Anonymous forums where users can discuss drugs and alcohol

420chan was an anonymous imageboard founded on 20 April 2005 by hacker and freelance web developer Aubrey Cottle. According to its founder, its name was a portmanteau of 420, a slang word originating in cannabis culture but now applicable to drug culture more generally, and 4chan, another imageboard website. Discussion on the site was primarily focused around recreational drug use and wrestling, with other boards related to topics including humour and academia.

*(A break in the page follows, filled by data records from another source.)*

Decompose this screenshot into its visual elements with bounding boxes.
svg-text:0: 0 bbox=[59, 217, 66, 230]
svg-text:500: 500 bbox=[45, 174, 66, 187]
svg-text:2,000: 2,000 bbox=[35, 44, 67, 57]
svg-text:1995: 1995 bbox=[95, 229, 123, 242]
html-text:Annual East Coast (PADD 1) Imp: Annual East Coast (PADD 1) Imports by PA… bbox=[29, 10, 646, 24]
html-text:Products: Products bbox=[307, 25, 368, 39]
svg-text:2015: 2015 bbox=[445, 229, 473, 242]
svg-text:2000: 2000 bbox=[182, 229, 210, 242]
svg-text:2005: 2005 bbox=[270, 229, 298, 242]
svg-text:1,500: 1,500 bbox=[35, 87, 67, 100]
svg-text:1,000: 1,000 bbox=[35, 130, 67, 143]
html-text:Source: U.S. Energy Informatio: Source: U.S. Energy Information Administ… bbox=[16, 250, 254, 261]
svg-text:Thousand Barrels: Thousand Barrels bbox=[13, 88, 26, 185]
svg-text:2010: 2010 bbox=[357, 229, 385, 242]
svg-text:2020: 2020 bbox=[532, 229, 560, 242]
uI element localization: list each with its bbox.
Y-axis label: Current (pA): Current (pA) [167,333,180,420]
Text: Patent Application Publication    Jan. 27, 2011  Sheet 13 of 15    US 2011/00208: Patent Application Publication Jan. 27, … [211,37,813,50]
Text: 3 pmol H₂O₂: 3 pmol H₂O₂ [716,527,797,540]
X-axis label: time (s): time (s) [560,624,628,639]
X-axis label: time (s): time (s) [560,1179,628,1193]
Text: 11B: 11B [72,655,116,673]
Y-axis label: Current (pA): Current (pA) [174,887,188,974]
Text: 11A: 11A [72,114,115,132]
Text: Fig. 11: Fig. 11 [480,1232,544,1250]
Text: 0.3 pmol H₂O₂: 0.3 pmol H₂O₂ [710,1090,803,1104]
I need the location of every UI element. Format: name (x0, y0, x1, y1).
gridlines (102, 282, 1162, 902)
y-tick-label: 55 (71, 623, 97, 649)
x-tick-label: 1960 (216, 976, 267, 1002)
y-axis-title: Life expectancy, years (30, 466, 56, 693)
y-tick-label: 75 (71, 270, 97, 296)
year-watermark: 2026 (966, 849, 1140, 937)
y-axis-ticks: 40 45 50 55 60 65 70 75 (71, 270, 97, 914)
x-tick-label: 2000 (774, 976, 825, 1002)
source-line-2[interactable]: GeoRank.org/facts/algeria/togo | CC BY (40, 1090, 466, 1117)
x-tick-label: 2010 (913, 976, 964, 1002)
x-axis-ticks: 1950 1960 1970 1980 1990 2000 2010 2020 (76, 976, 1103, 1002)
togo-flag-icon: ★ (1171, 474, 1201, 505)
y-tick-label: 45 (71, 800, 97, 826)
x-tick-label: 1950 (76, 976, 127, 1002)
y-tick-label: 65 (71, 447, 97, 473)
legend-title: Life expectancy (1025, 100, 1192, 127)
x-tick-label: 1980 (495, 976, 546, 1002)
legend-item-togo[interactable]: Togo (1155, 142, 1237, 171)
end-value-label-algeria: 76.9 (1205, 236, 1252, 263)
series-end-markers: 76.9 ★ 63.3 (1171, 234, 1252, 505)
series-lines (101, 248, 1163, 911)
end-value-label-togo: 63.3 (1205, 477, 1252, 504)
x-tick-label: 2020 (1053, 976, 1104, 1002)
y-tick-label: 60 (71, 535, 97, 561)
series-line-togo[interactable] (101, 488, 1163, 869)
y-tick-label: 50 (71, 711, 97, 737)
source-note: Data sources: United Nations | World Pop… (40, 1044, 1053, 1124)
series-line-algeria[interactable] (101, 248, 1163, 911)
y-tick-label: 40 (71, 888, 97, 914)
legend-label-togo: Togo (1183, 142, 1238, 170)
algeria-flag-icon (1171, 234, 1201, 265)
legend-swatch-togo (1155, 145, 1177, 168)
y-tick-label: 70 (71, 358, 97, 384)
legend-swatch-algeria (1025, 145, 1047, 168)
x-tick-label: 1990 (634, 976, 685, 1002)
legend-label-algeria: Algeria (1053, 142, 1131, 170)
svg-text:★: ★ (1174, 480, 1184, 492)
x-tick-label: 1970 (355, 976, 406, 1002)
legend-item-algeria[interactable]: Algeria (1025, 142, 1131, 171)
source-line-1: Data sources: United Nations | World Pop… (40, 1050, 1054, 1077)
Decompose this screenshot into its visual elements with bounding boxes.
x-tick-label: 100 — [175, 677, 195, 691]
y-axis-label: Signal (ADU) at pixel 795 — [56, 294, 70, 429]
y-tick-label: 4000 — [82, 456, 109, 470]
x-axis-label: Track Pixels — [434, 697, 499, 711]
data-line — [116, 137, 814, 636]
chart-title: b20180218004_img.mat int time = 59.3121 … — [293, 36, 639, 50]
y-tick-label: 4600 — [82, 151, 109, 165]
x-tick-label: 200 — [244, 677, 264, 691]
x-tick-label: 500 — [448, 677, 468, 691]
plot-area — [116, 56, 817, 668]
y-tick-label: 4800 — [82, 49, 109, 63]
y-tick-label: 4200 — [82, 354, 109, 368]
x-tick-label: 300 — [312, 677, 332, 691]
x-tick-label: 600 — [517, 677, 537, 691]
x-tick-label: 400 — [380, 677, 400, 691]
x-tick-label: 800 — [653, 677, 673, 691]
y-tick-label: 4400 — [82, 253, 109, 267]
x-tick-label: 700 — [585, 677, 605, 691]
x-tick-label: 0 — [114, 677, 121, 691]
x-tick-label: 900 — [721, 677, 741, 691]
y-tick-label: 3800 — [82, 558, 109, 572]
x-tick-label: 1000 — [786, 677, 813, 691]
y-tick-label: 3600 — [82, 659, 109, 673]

While in its early history it was primarily known for hosting a board known as /i/, then used by the hacker collective Anonymous to stage "invasions" against individuals and web platforms such as Habbo Hotel, and Hal Turner.

The modern incarnation of the website was primarily known for hosting discussions about psychoactive drugs legal and illegal. The site was also known for its LGBT discussion boards, /cd/ and /sd/, as well as the wrestling board, /wooo/.

As of 1 June 2022, 420chan's main URL, 420chan.org, went offline. On 20 April 2023, the domain was sold to Fredrick Brennan for $4,200 in Ethereum, and a temporary landing page went up.